Department of Optics, Faculty of Science, University of Granada, Campus de Fuentenueva, s/n 18071 Granada, Spain.
Université Jean Monnet Saint-Etienne, CNRS, Institut d Optique Graduate School, Laboratoire Hubert Curien UMR 5516, Saint-Étienne, France.
Dent Mater. 2024 Oct;40(10):1677-1684. doi: 10.1016/j.dental.2024.07.013. Epub 2024 Aug 3.
To assess the prediction accuracy of recent optical and numerical models for the spectral reflectance and color of monolithic samples of dental materials with different thicknesses.
Samples of dental resin composites of Aura Easy Flow (Ae1, Ae3 and Ae4 shades) and Estelite Universal Flow Super Low (A1, A2, A3, A3.5, A4 and A5 shades) with thicknesses between 0.3 and 1.8 mm, as well as Estelite Universal Flow Medium (A2, A3, OA2 and OA3 shades) with thicknesses between 0.4 and 2.0 mm, were used. Spectral reflectance and transmittance factors of all samples were measured using a X-Rite Color i7 spectrophotometer. Four analytical optical models (2 two-flux models and 2 four-flux models) and two numerical models (PCA-based and Lab*-based) were implemented to predict spectral reflectance of all samples and then convert them into CIE-Lab* color coordinates (D65 illuminant, 2°Observer).

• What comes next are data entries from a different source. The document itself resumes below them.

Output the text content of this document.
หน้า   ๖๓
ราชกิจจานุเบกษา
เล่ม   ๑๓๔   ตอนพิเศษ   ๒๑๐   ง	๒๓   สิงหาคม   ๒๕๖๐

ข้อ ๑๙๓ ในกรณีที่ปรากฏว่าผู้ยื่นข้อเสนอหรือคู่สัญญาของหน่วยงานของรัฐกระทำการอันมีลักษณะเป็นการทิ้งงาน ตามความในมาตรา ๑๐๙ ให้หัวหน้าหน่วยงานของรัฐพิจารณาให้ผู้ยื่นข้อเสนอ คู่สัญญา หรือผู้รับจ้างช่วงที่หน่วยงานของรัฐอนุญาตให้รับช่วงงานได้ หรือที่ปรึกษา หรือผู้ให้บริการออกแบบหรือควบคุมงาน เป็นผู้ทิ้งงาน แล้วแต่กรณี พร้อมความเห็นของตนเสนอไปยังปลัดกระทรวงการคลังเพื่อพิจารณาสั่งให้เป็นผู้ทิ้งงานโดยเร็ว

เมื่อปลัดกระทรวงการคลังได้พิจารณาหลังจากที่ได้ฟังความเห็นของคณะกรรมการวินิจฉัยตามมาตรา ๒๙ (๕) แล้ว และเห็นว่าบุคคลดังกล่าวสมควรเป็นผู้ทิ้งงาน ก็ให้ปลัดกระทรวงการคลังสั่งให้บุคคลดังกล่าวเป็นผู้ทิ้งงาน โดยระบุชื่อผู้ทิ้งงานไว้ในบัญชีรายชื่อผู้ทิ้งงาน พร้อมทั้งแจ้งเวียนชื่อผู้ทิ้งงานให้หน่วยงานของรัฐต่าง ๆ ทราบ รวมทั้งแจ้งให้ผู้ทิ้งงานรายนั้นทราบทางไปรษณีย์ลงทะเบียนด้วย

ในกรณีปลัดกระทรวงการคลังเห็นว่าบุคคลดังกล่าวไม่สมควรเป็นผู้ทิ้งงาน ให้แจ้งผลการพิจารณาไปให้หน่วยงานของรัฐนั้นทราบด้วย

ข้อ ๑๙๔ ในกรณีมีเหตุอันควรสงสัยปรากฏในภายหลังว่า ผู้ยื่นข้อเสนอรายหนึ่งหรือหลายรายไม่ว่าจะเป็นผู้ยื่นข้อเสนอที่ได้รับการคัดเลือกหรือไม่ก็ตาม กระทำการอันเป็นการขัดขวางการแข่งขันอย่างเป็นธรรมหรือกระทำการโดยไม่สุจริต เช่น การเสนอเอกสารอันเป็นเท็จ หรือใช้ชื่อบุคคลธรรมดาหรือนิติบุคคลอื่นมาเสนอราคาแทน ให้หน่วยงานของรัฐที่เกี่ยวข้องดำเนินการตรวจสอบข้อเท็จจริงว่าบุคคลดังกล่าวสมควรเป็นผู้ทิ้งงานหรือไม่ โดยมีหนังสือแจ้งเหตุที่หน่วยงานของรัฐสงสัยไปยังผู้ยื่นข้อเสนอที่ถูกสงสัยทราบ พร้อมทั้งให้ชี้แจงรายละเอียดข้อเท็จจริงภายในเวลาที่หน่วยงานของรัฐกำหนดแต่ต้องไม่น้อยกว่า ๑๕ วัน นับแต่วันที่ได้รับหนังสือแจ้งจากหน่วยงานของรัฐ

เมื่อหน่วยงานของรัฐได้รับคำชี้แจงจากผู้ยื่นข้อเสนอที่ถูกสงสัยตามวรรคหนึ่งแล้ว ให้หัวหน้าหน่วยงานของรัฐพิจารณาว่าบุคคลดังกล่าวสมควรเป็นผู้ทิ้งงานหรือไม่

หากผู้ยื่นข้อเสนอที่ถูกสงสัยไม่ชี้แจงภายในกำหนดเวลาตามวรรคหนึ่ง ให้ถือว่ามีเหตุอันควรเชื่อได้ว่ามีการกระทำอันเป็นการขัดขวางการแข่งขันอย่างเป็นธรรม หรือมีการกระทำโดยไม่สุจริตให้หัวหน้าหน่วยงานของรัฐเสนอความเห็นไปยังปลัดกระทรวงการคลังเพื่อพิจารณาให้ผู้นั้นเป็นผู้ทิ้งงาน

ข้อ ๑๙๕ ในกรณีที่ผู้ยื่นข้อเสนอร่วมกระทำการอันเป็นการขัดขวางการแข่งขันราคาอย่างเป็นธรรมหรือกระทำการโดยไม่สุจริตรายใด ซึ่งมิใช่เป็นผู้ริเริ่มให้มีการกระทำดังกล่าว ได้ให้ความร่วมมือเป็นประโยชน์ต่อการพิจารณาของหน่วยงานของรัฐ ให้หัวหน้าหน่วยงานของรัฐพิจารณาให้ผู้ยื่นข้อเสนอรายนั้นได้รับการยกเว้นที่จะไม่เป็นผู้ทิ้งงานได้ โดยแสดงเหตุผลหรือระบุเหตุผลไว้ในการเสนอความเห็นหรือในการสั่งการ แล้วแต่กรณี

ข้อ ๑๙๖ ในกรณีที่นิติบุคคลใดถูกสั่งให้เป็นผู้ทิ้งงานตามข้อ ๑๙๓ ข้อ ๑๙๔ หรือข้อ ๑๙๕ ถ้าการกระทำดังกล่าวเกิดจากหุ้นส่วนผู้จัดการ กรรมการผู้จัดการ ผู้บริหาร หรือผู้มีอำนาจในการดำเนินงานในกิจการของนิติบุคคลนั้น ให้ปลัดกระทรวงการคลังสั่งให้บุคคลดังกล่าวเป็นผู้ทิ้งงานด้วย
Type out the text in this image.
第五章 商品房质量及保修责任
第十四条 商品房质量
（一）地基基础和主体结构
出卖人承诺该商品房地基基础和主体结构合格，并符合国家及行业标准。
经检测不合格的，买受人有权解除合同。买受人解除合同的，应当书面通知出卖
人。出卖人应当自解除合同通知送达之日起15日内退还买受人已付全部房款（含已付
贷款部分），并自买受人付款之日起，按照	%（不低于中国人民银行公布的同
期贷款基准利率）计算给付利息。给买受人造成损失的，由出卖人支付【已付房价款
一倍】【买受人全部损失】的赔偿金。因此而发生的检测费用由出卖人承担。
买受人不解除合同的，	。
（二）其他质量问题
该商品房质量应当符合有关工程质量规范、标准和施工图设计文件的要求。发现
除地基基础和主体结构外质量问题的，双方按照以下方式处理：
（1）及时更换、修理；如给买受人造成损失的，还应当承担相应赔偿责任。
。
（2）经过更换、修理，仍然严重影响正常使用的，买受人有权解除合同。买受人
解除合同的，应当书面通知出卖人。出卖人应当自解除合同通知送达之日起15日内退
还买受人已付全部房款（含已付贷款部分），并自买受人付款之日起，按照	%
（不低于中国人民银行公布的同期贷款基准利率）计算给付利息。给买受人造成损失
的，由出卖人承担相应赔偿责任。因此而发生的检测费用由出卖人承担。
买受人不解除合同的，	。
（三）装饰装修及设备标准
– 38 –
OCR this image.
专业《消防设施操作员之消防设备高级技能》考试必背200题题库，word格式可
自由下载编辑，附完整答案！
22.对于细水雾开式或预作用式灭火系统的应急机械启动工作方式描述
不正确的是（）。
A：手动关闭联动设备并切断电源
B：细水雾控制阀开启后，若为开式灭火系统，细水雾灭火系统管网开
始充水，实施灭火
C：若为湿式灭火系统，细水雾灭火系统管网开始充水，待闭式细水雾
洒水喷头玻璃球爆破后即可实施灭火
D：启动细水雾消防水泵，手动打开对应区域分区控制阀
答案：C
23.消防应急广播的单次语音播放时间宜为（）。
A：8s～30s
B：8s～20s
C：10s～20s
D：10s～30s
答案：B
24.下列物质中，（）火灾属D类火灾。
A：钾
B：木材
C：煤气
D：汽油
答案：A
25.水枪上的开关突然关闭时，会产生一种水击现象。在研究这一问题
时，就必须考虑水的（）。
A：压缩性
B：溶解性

The CIEDE2000 total color difference formula (ΔE) between predicted and measured colors, and the corresponding 50:50% acceptability and perceptibility thresholds (AT and PT) were used for performance assessment.
The best performing optical model was the four-flux model RTE-4F-RT, with an average ΔE = 0.72 over all samples, 94.87% of the differences below AT and 65.38% below PT. The best performing numerical model was Lab*-PCHIP (interpolation mode), with an average ΔE = 0.48, and 100% and 79.69% of the differences below AT and PT, respectively.
Both optical and numerical models offer comparable color prediction accuracy, offering flexibility in model choice. These results help guide decision-making on prediction methods by clarifying their strengths and limitations.
评估最近的光学和数值模型对不同厚度的牙科材料整体样本光谱反射率和颜色的预测精度。
使用厚度在 0.3 至 1.8 毫米之间的 Aura Easy Flow(Ae1、Ae3 和 Ae4 色调)和 Estelite Universal Flow Super Low(A1、A2、A3、A3.5、A4 和 A5 色调)的牙科树脂复合材料样本,以及厚度在 0.4 至 2.0 毫米之间的 Estelite Universal Flow Medium(A2、A3、OA2 和 OA3 色调)的样本。使用 X-Rite Color i7 分光光度计测量所有样本的光谱反射率和透射率因子。实施了四个分析光学模型(两个两流模型和两个四流模型)和两个数值模型(基于 PCA 和基于 Lab*-的模型),以预测所有样本的光谱反射率,然后将其转换为 CIE-Lab*颜色坐标(D65 照明,2°观测者)。使用 CIEDE2000 总色差公式(ΔE)来评估预测和测量颜色之间的差异,以及相应的 50:50%可接受性和可感知性阈值(AT 和 PT)。
表现最好的光学模型是四流模型 RTE-4F-RT,所有样本的平均 ΔE=0.72,94.87%的差异低于 AT,65.38%低于 PT。表现最好的数值模型是 Lab*-PCHIP(插值模式),平均 ΔE=0.48,100%和 79.69%的差异低于 AT 和 PT。
光学和数值模型都提供了相当的颜色预测精度,在模型选择上具有灵活性。这些结果有助于通过阐明它们的优势和局限性来指导预测方法的决策。